Canadian players went through quite a few learning lessons in the second half of 2019 and first quarter 2020. With many of the players divesting international assets to focus on the local market, the discipline of managing cash and focusing is coming back and valuations came partly down too.
The US market is the biggest market in cannabis worldwide. There has been always a big discount compared to the Canadian peers and when excluding Tier 1 names in Canada, the discount is slowly disappearing with US businesses rallying the most in the last few months. The combination of cash generative MSOs and further legalisation of cannabis in key states is attracting a lot of the bigger institutional investors and therefore stock prices have been going up quite a lot.
How does the public market compare to the private market?

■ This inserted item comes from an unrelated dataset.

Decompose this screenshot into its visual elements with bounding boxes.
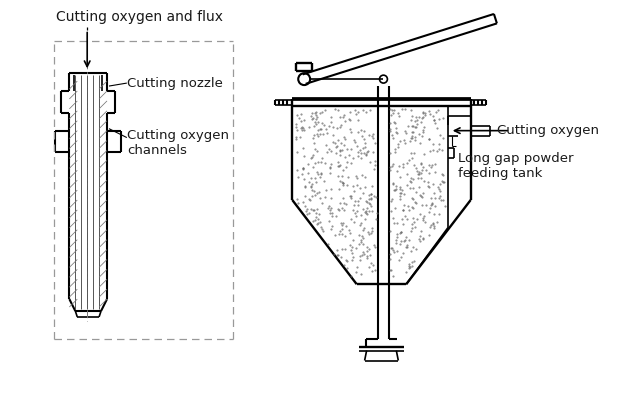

It is always interesting to compare multiples in the public market to the private market. Unfortunately, there are not too many private transactions to provide a huge data set with clean EV/ Sales, however from the key European transactions in the last two years, one can see that the average EV/ Sales multiple is 16.7x Last Twelve Months (LTM) Sales. This is four to five times higher than what the multiples in the public market.
When looking at the transactions in Europe, with the exception of EMMAC Life Sciences, there is no business spanning from cultivation all the way to distribution. Most businesses focus on one part of the value chain such as medical cannabis distribution or building a brand in the CBD space.
Interesting also to see that some of the multiples which has been disclosed and were at a rather higher end of the spectrum, were the acquisitions done by Canopy Growth (This Works, C3 and Storz & Bickel).
While the last 12 months have been rather quiet in terms of big FMCG players coming into the Cannabis market, 2018 and 2019 saw three big minority investments at very steep multiples, an average 36.2x LTM/ Sales have been paid in order to participate in the future growth market and compensate with the slowing alcohol or tobacco market.
To summarise, valuations right now in the public market seems extremely low compared to transaction comparables and valuations in the private market. Given that not much has changed in terms of future growth potential and there is even less risk around policy and regulation, the industry has a really attractive valuation and provides a big chance to invest for everybody who missed out on the rally in 2018. Despite the big rally in the last 4 months, there is a lot more to come!